The Amendment Act inserts a new section 26B(2A) into the CLA, which provides that Part 2A of the CLA does not apply, and is taken never to have applied, to child abuse claims (being sexual abuse or physical abuse against a child, but not an act that was lawful at the time that it was done). The practical effect of this is that claims for child abuse that occurred in custody are now determined no differently to child abuse that occurred in other institutional settings.
The Amendment Act also provides Courts with the power to set aside settlement agreements or judgments involving a plaintiff or claimant who suffered child abuse as an offender in custody if it is ‘just and reasonable’ to do so (although no specific guidance as to what is considered to be just and reasonable is provided). Like Part 1C, the Court can take into account any amount paid in respect of damages or costs.

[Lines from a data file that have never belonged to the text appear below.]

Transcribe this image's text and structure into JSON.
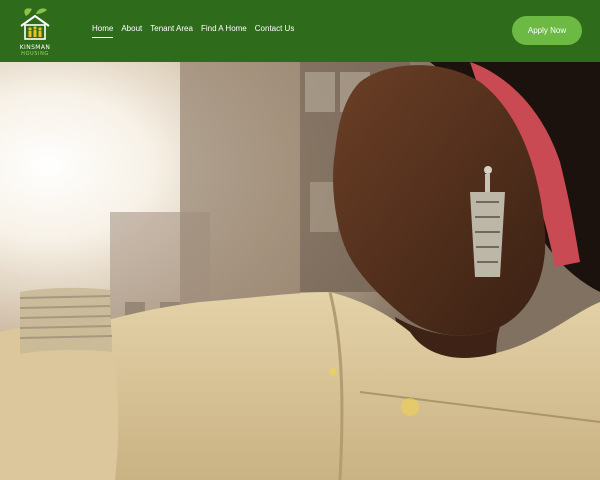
{
  "brand": {
    "name_line1": "KINSMAN",
    "name_line2": "HOUSING",
    "logo_icon": "house-with-leaves-icon"
  },
  "nav": {
    "items": [
      {
        "label": "Home",
        "active": true
      },
      {
        "label": "About",
        "active": false
      },
      {
        "label": "Tenant Area",
        "active": false
      },
      {
        "label": "Find A Home",
        "active": false
      },
      {
        "label": "Contact Us",
        "active": false
      }
    ]
  },
  "cta": {
    "label": "Apply Now"
  },
  "colors": {
    "header_bg": "#2e6b1a",
    "accent": "#6cb944",
    "logo_green": "#8bc34a"
  }
}
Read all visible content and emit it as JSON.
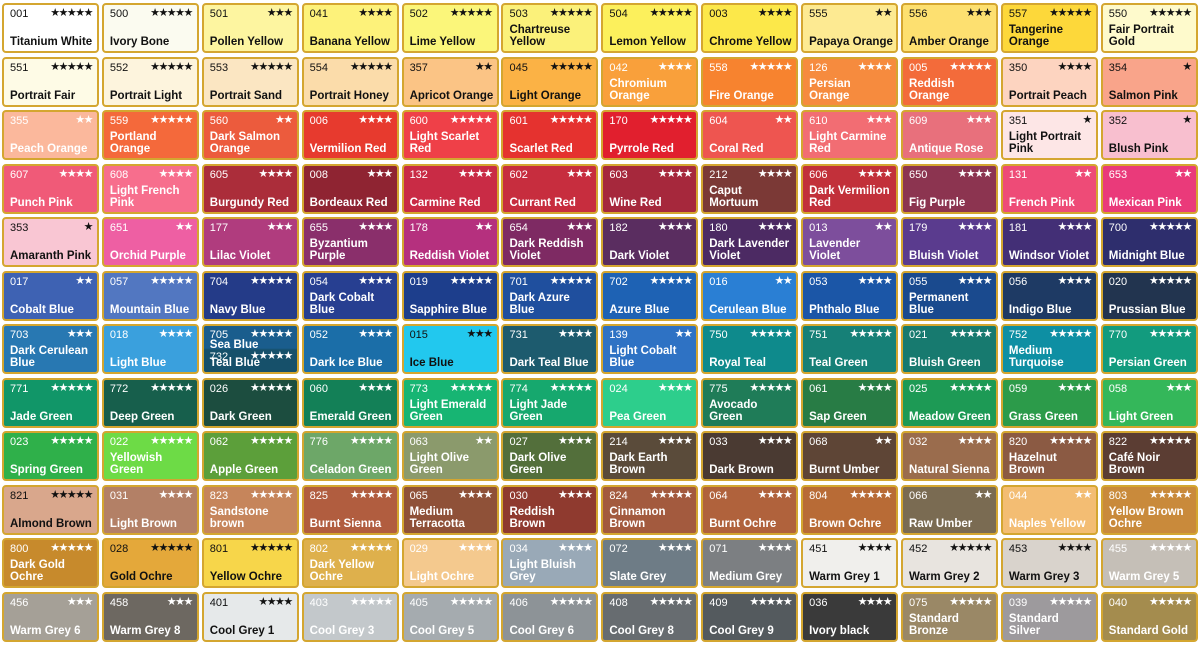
{
  "swatches": [
    {
      "code": "001",
      "stars": "★★★★★",
      "name": "Titanium White",
      "color": "#ffffff",
      "text": "light"
    },
    {
      "code": "500",
      "stars": "★★★★★",
      "name": "Ivory Bone",
      "color": "#fbfbf0",
      "text": "light"
    },
    {
      "code": "501",
      "stars": "★★★",
      "name": "Pollen Yellow",
      "color": "#fdf5a0",
      "text": "light"
    },
    {
      "code": "041",
      "stars": "★★★★",
      "name": "Banana Yellow",
      "color": "#fdf27a",
      "text": "light"
    },
    {
      "code": "502",
      "stars": "★★★★★",
      "name": "Lime Yellow",
      "color": "#fbf67a",
      "text": "light"
    },
    {
      "code": "503",
      "stars": "★★★★★",
      "name": "Chartreuse Yellow",
      "color": "#fbf17a",
      "text": "light"
    },
    {
      "code": "504",
      "stars": "★★★★★",
      "name": "Lemon Yellow",
      "color": "#fcf05c",
      "text": "light"
    },
    {
      "code": "003",
      "stars": "★★★★",
      "name": "Chrome Yellow",
      "color": "#fce84a",
      "text": "light"
    },
    {
      "code": "555",
      "stars": "★★",
      "name": "Papaya Orange",
      "color": "#fdea92",
      "text": "light"
    },
    {
      "code": "556",
      "stars": "★★★",
      "name": "Amber Orange",
      "color": "#fde070",
      "text": "light"
    },
    {
      "code": "557",
      "stars": "★★★★★",
      "name": "Tangerine Orange",
      "color": "#fdd83a",
      "text": "light"
    },
    {
      "code": "550",
      "stars": "★★★★★",
      "name": "Fair Portrait Gold",
      "color": "#fefacc",
      "text": "light"
    },
    {
      "code": "551",
      "stars": "★★★★★",
      "name": "Portrait Fair",
      "color": "#fefbe6",
      "text": "light"
    },
    {
      "code": "552",
      "stars": "★★★★★",
      "name": "Portrait Light",
      "color": "#fdf4dd",
      "text": "light"
    },
    {
      "code": "553",
      "stars": "★★★★★",
      "name": "Portrait Sand",
      "color": "#fbe6c2",
      "text": "light"
    },
    {
      "code": "554",
      "stars": "★★★★★",
      "name": "Portrait Honey",
      "color": "#fbdcaa",
      "text": "light"
    },
    {
      "code": "357",
      "stars": "★★",
      "name": "Apricot Orange",
      "color": "#fbc485",
      "text": "light"
    },
    {
      "code": "045",
      "stars": "★★★★★",
      "name": "Light Orange",
      "color": "#fbb245",
      "text": "light"
    },
    {
      "code": "042",
      "stars": "★★★★",
      "name": "Chromium Orange",
      "color": "#f9a03b",
      "text": "dark"
    },
    {
      "code": "558",
      "stars": "★★★★★",
      "name": "Fire Orange",
      "color": "#f7832f",
      "text": "dark"
    },
    {
      "code": "126",
      "stars": "★★★★",
      "name": "Persian Orange",
      "color": "#f68b3e",
      "text": "dark"
    },
    {
      "code": "005",
      "stars": "★★★★★",
      "name": "Reddish Orange",
      "color": "#f36b3a",
      "text": "dark"
    },
    {
      "code": "350",
      "stars": "★★★★",
      "name": "Portrait Peach",
      "color": "#fdd4c0",
      "text": "light"
    },
    {
      "code": "354",
      "stars": "★",
      "name": "Salmon Pink",
      "color": "#f9a48a",
      "text": "light"
    },
    {
      "code": "355",
      "stars": "★★",
      "name": "Peach Orange",
      "color": "#fbb89c",
      "text": "dark"
    },
    {
      "code": "559",
      "stars": "★★★★★",
      "name": "Portland Orange",
      "color": "#f4693b",
      "text": "dark"
    },
    {
      "code": "560",
      "stars": "★★",
      "name": "Dark Salmon Orange",
      "color": "#ec5b3d",
      "text": "dark"
    },
    {
      "code": "006",
      "stars": "★★★★",
      "name": "Vermilion Red",
      "color": "#e73a2e",
      "text": "dark"
    },
    {
      "code": "600",
      "stars": "★★★★★",
      "name": "Light Scarlet Red",
      "color": "#ef4048",
      "text": "dark"
    },
    {
      "code": "601",
      "stars": "★★★★★",
      "name": "Scarlet Red",
      "color": "#e5322f",
      "text": "dark"
    },
    {
      "code": "170",
      "stars": "★★★★★",
      "name": "Pyrrole Red",
      "color": "#e11f2e",
      "text": "dark"
    },
    {
      "code": "604",
      "stars": "★★",
      "name": "Coral Red",
      "color": "#ee5550",
      "text": "dark"
    },
    {
      "code": "610",
      "stars": "★★★",
      "name": "Light Carmine Red",
      "color": "#f26d73",
      "text": "dark"
    },
    {
      "code": "609",
      "stars": "★★★",
      "name": "Antique Rose",
      "color": "#e8707c",
      "text": "dark"
    },
    {
      "code": "351",
      "stars": "★",
      "name": "Light Portrait Pink",
      "color": "#fde6e6",
      "text": "light"
    },
    {
      "code": "352",
      "stars": "★",
      "name": "Blush Pink",
      "color": "#f8bfcf",
      "text": "light"
    },
    {
      "code": "607",
      "stars": "★★★★",
      "name": "Punch Pink",
      "color": "#f05a78",
      "text": "dark"
    },
    {
      "code": "608",
      "stars": "★★★★",
      "name": "Light French Pink",
      "color": "#f76e8d",
      "text": "dark"
    },
    {
      "code": "605",
      "stars": "★★★★",
      "name": "Burgundy Red",
      "color": "#ab2d3a",
      "text": "dark"
    },
    {
      "code": "008",
      "stars": "★★★",
      "name": "Bordeaux Red",
      "color": "#8f2432",
      "text": "dark"
    },
    {
      "code": "132",
      "stars": "★★★★",
      "name": "Carmine Red",
      "color": "#c92b45",
      "text": "dark"
    },
    {
      "code": "602",
      "stars": "★★★",
      "name": "Currant Red",
      "color": "#c72d3e",
      "text": "dark"
    },
    {
      "code": "603",
      "stars": "★★★★",
      "name": "Wine Red",
      "color": "#a6283c",
      "text": "dark"
    },
    {
      "code": "212",
      "stars": "★★★★",
      "name": "Caput Mortuum",
      "color": "#7b3936",
      "text": "dark"
    },
    {
      "code": "606",
      "stars": "★★★★",
      "name": "Dark Vermilion Red",
      "color": "#c2303a",
      "text": "dark"
    },
    {
      "code": "650",
      "stars": "★★★★",
      "name": "Fig Purple",
      "color": "#8c3450",
      "text": "dark"
    },
    {
      "code": "131",
      "stars": "★★",
      "name": "French Pink",
      "color": "#ee4b77",
      "text": "dark"
    },
    {
      "code": "653",
      "stars": "★★",
      "name": "Mexican Pink",
      "color": "#ea3a7a",
      "text": "dark"
    },
    {
      "code": "353",
      "stars": "★",
      "name": "Amaranth Pink",
      "color": "#f9c6d3",
      "text": "light"
    },
    {
      "code": "651",
      "stars": "★★",
      "name": "Orchid Purple",
      "color": "#ee5fa3",
      "text": "dark"
    },
    {
      "code": "177",
      "stars": "★★★",
      "name": "Lilac Violet",
      "color": "#b03c7e",
      "text": "dark"
    },
    {
      "code": "655",
      "stars": "★★★★",
      "name": "Byzantium Purple",
      "color": "#8a2f6b",
      "text": "dark"
    },
    {
      "code": "178",
      "stars": "★★",
      "name": "Reddish Violet",
      "color": "#b5307e",
      "text": "dark"
    },
    {
      "code": "654",
      "stars": "★★★",
      "name": "Dark Reddish Violet",
      "color": "#7e2a63",
      "text": "dark"
    },
    {
      "code": "182",
      "stars": "★★★★",
      "name": "Dark Violet",
      "color": "#5a2d60",
      "text": "dark"
    },
    {
      "code": "180",
      "stars": "★★★★",
      "name": "Dark Lavender Violet",
      "color": "#4c2a63",
      "text": "dark"
    },
    {
      "code": "013",
      "stars": "★★",
      "name": "Lavender Violet",
      "color": "#7d4e9c",
      "text": "dark"
    },
    {
      "code": "179",
      "stars": "★★★★",
      "name": "Bluish Violet",
      "color": "#5a3b8e",
      "text": "dark"
    },
    {
      "code": "181",
      "stars": "★★★★",
      "name": "Windsor Violet",
      "color": "#432f76",
      "text": "dark"
    },
    {
      "code": "700",
      "stars": "★★★★★",
      "name": "Midnight Blue",
      "color": "#2e2e6d",
      "text": "dark"
    },
    {
      "code": "017",
      "stars": "★★",
      "name": "Cobalt Blue",
      "color": "#3e62b3",
      "text": "dark"
    },
    {
      "code": "057",
      "stars": "★★★★★",
      "name": "Mountain Blue",
      "color": "#5277c1",
      "text": "dark"
    },
    {
      "code": "704",
      "stars": "★★★★★",
      "name": "Navy Blue",
      "color": "#243b88",
      "text": "dark"
    },
    {
      "code": "054",
      "stars": "★★★★",
      "name": "Dark Cobalt Blue",
      "color": "#273f91",
      "text": "dark"
    },
    {
      "code": "019",
      "stars": "★★★★★",
      "name": "Sapphire Blue",
      "color": "#1d3e8c",
      "text": "dark"
    },
    {
      "code": "701",
      "stars": "★★★★★",
      "name": "Dark Azure Blue",
      "color": "#1f4f9e",
      "text": "dark"
    },
    {
      "code": "702",
      "stars": "★★★★★",
      "name": "Azure Blue",
      "color": "#1e62b4",
      "text": "dark"
    },
    {
      "code": "016",
      "stars": "★★",
      "name": "Cerulean Blue",
      "color": "#2a7fd4",
      "text": "dark"
    },
    {
      "code": "053",
      "stars": "★★★★",
      "name": "Phthalo Blue",
      "color": "#1b56a7",
      "text": "dark"
    },
    {
      "code": "055",
      "stars": "★★★★",
      "name": "Permanent Blue",
      "color": "#1a4a8e",
      "text": "dark"
    },
    {
      "code": "056",
      "stars": "★★★★",
      "name": "Indigo Blue",
      "color": "#1e3a64",
      "text": "dark"
    },
    {
      "code": "020",
      "stars": "★★★★★",
      "name": "Prussian Blue",
      "color": "#22344f",
      "text": "dark"
    },
    {
      "code": "703",
      "stars": "★★★",
      "name": "Dark Cerulean Blue",
      "color": "#2878b2",
      "text": "dark"
    },
    {
      "code": "018",
      "stars": "★★★★",
      "name": "Light Blue",
      "color": "#3aa0dd",
      "text": "dark"
    },
    {
      "code": "705",
      "stars": "★★★★★",
      "name": "Sea Blue",
      "code2": "732",
      "stars2": "★★★★★",
      "name2": "Teal Blue",
      "color": "#1a5d8d",
      "color2": "#16506a",
      "text": "dark",
      "dual": true
    },
    {
      "code": "052",
      "stars": "★★★★",
      "name": "Dark Ice Blue",
      "color": "#1b6ea8",
      "text": "dark"
    },
    {
      "code": "015",
      "stars": "★★★",
      "name": "Ice Blue",
      "color": "#22c8ee",
      "text": "light"
    },
    {
      "code": "731",
      "stars": "★★★★",
      "name": "Dark Teal Blue",
      "color": "#1d5b6e",
      "text": "dark"
    },
    {
      "code": "139",
      "stars": "★★",
      "name": "Light Cobalt Blue",
      "color": "#2e72c4",
      "text": "dark"
    },
    {
      "code": "750",
      "stars": "★★★★★",
      "name": "Royal Teal",
      "color": "#0e8a8c",
      "text": "dark"
    },
    {
      "code": "751",
      "stars": "★★★★★",
      "name": "Teal Green",
      "color": "#168077",
      "text": "dark"
    },
    {
      "code": "021",
      "stars": "★★★★★",
      "name": "Bluish Green",
      "color": "#177a6f",
      "text": "dark"
    },
    {
      "code": "752",
      "stars": "★★★★★",
      "name": "Medium Turquoise",
      "color": "#0e8fa3",
      "text": "dark"
    },
    {
      "code": "770",
      "stars": "★★★★★",
      "name": "Persian Green",
      "color": "#129b7e",
      "text": "dark"
    },
    {
      "code": "771",
      "stars": "★★★★★",
      "name": "Jade Green",
      "color": "#119668",
      "text": "dark"
    },
    {
      "code": "772",
      "stars": "★★★★★",
      "name": "Deep Green",
      "color": "#175f4c",
      "text": "dark"
    },
    {
      "code": "026",
      "stars": "★★★★★",
      "name": "Dark Green",
      "color": "#1c4d3f",
      "text": "dark"
    },
    {
      "code": "060",
      "stars": "★★★★",
      "name": "Emerald Green",
      "color": "#138057",
      "text": "dark"
    },
    {
      "code": "773",
      "stars": "★★★★★",
      "name": "Light Emerald Green",
      "color": "#17b573",
      "text": "dark"
    },
    {
      "code": "774",
      "stars": "★★★★★",
      "name": "Light Jade Green",
      "color": "#16a86e",
      "text": "dark"
    },
    {
      "code": "024",
      "stars": "★★★★",
      "name": "Pea Green",
      "color": "#2dce8c",
      "text": "dark"
    },
    {
      "code": "775",
      "stars": "★★★★★",
      "name": "Avocado Green",
      "color": "#1f7c58",
      "text": "dark"
    },
    {
      "code": "061",
      "stars": "★★★★",
      "name": "Sap Green",
      "color": "#287c45",
      "text": "dark"
    },
    {
      "code": "025",
      "stars": "★★★★★",
      "name": "Meadow Green",
      "color": "#1d9a55",
      "text": "dark"
    },
    {
      "code": "059",
      "stars": "★★★★",
      "name": "Grass Green",
      "color": "#2c9b4a",
      "text": "dark"
    },
    {
      "code": "058",
      "stars": "★★★",
      "name": "Light Green",
      "color": "#34b75a",
      "text": "dark"
    },
    {
      "code": "023",
      "stars": "★★★★★",
      "name": "Spring Green",
      "color": "#2fb04a",
      "text": "dark"
    },
    {
      "code": "022",
      "stars": "★★★★★",
      "name": "Yellowish Green",
      "color": "#6ddb46",
      "text": "dark"
    },
    {
      "code": "062",
      "stars": "★★★★★",
      "name": "Apple Green",
      "color": "#5c9f3a",
      "text": "dark"
    },
    {
      "code": "776",
      "stars": "★★★★★",
      "name": "Celadon Green",
      "color": "#6da768",
      "text": "dark"
    },
    {
      "code": "063",
      "stars": "★★",
      "name": "Light  Olive Green",
      "color": "#8b9a6c",
      "text": "dark"
    },
    {
      "code": "027",
      "stars": "★★★★",
      "name": "Dark Olive Green",
      "color": "#536f3b",
      "text": "dark"
    },
    {
      "code": "214",
      "stars": "★★★★",
      "name": "Dark Earth Brown",
      "color": "#5a4b3a",
      "text": "dark"
    },
    {
      "code": "033",
      "stars": "★★★★",
      "name": "Dark Brown",
      "color": "#4a3a32",
      "text": "dark"
    },
    {
      "code": "068",
      "stars": "★★",
      "name": "Burnt Umber",
      "color": "#5e4536",
      "text": "dark"
    },
    {
      "code": "032",
      "stars": "★★★★",
      "name": "Natural Sienna",
      "color": "#9a6c4d",
      "text": "dark"
    },
    {
      "code": "820",
      "stars": "★★★★★",
      "name": "Hazelnut Brown",
      "color": "#8b5a43",
      "text": "dark"
    },
    {
      "code": "822",
      "stars": "★★★★★",
      "name": "Café Noir Brown",
      "color": "#5b3d33",
      "text": "dark"
    },
    {
      "code": "821",
      "stars": "★★★★★",
      "name": "Almond Brown",
      "color": "#d9a78c",
      "text": "light"
    },
    {
      "code": "031",
      "stars": "★★★★",
      "name": "Light Brown",
      "color": "#b38066",
      "text": "dark"
    },
    {
      "code": "823",
      "stars": "★★★★★",
      "name": "Sandstone brown",
      "color": "#c6855b",
      "text": "dark"
    },
    {
      "code": "825",
      "stars": "★★★★★",
      "name": "Burnt Sienna",
      "color": "#b15d3f",
      "text": "dark"
    },
    {
      "code": "065",
      "stars": "★★★★",
      "name": "Medium Terracotta",
      "color": "#8f5138",
      "text": "dark"
    },
    {
      "code": "030",
      "stars": "★★★★",
      "name": "Reddish Brown",
      "color": "#8f3a2f",
      "text": "dark"
    },
    {
      "code": "824",
      "stars": "★★★★★",
      "name": "Cinnamon Brown",
      "color": "#a35a3e",
      "text": "dark"
    },
    {
      "code": "064",
      "stars": "★★★★",
      "name": "Burnt Ochre",
      "color": "#b0623c",
      "text": "dark"
    },
    {
      "code": "804",
      "stars": "★★★★★",
      "name": "Brown Ochre",
      "color": "#b86b36",
      "text": "dark"
    },
    {
      "code": "066",
      "stars": "★★",
      "name": "Raw Umber",
      "color": "#7a6b52",
      "text": "dark"
    },
    {
      "code": "044",
      "stars": "★★",
      "name": "Naples Yellow",
      "color": "#f3bd73",
      "text": "dark"
    },
    {
      "code": "803",
      "stars": "★★★★★",
      "name": "Yellow Brown Ochre",
      "color": "#c98a3b",
      "text": "dark"
    },
    {
      "code": "800",
      "stars": "★★★★★",
      "name": "Dark Gold Ochre",
      "color": "#c78a2c",
      "text": "dark"
    },
    {
      "code": "028",
      "stars": "★★★★★",
      "name": "Gold Ochre",
      "color": "#e4a83a",
      "text": "light"
    },
    {
      "code": "801",
      "stars": "★★★★★",
      "name": "Yellow Ochre",
      "color": "#f7d64a",
      "text": "light"
    },
    {
      "code": "802",
      "stars": "★★★★★",
      "name": "Dark Yellow Ochre",
      "color": "#deb04c",
      "text": "dark"
    },
    {
      "code": "029",
      "stars": "★★★★",
      "name": "Light Ochre",
      "color": "#f4c98e",
      "text": "dark"
    },
    {
      "code": "034",
      "stars": "★★★★",
      "name": "Light Bluish Grey",
      "color": "#99a9b7",
      "text": "dark"
    },
    {
      "code": "072",
      "stars": "★★★★",
      "name": "Slate Grey",
      "color": "#6e7c86",
      "text": "dark"
    },
    {
      "code": "071",
      "stars": "★★★★",
      "name": "Medium Grey",
      "color": "#7c7f82",
      "text": "dark"
    },
    {
      "code": "451",
      "stars": "★★★★",
      "name": "Warm Grey 1",
      "color": "#f0efec",
      "text": "light"
    },
    {
      "code": "452",
      "stars": "★★★★★",
      "name": "Warm Grey 2",
      "color": "#e8e4df",
      "text": "light"
    },
    {
      "code": "453",
      "stars": "★★★★",
      "name": "Warm Grey 3",
      "color": "#d9d3cc",
      "text": "light"
    },
    {
      "code": "455",
      "stars": "★★★★★",
      "name": "Warm Grey 5",
      "color": "#c5bfb7",
      "text": "dark"
    },
    {
      "code": "456",
      "stars": "★★★",
      "name": "Warm Grey 6",
      "color": "#a5a097",
      "text": "dark"
    },
    {
      "code": "458",
      "stars": "★★★",
      "name": "Warm Grey 8",
      "color": "#6d6861",
      "text": "dark"
    },
    {
      "code": "401",
      "stars": "★★★★",
      "name": "Cool Grey 1",
      "color": "#e6e9ea",
      "text": "light"
    },
    {
      "code": "403",
      "stars": "★★★★★",
      "name": "Cool Grey 3",
      "color": "#c3c8cb",
      "text": "dark"
    },
    {
      "code": "405",
      "stars": "★★★★★",
      "name": "Cool Grey 5",
      "color": "#a5abaf",
      "text": "dark"
    },
    {
      "code": "406",
      "stars": "★★★★★",
      "name": "Cool Grey 6",
      "color": "#8d9397",
      "text": "dark"
    },
    {
      "code": "408",
      "stars": "★★★★★",
      "name": "Cool Grey 8",
      "color": "#676c70",
      "text": "dark"
    },
    {
      "code": "409",
      "stars": "★★★★★",
      "name": "Cool Grey 9",
      "color": "#545a5e",
      "text": "dark"
    },
    {
      "code": "036",
      "stars": "★★★★",
      "name": "Ivory black",
      "color": "#3a3a3a",
      "text": "dark"
    },
    {
      "code": "075",
      "stars": "★★★★★",
      "name": "Standard Bronze",
      "color": "#9a8866",
      "text": "dark"
    },
    {
      "code": "039",
      "stars": "★★★★★",
      "name": "Standard Silver",
      "color": "#9d9a9d",
      "text": "dark"
    },
    {
      "code": "040",
      "stars": "★★★★★",
      "name": "Standard Gold",
      "color": "#a48c4e",
      "text": "dark"
    }
  ]
}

It is clear that these changes will have a significant impact on both private and government institutions and their insurers. Given the extent of the changes and the wide discretion afforded to the Court, many settlement agreements and judgments entered into before the legislative changes in 2016 and 2018, as well as those involving child abuse perpetrated against juvenile offenders in custody, can now be re-litigated. Further, juvenile offenders who may not have met the previous permanent impairment threshold of 15%, or for whom there would have been no damages payable, may now decide to bring a claim. This means that institutions and their insurers may be dealing with a large number of new and reopened claims.
It will be critical that files and records relating to previous settlements be maintained indefinitely in case those claims are reopened. Insurers may also need to consider policy coverage for reopened claims, as well as reserving issues for affected claims. It may be appropriate to review and potentially audit previous settlements that could be liable to be reopened, such as those where low settlement sums were agreed based on limitations issues, Part 2A applying or other legal barriers that would now be considered unjust. Issues such as re-traumatisation will also need to be borne in mind when dealing with reopened claims.
We anticipate that case law will start to develop around the circumstances in which a settlement agreement can be set aside and we will be watching with interest as to the Court’s approach to dealing with affected claims. In the meantime, case law from states and territories that have already enacted similar legislation is likely to provide some guidance on what can be expected.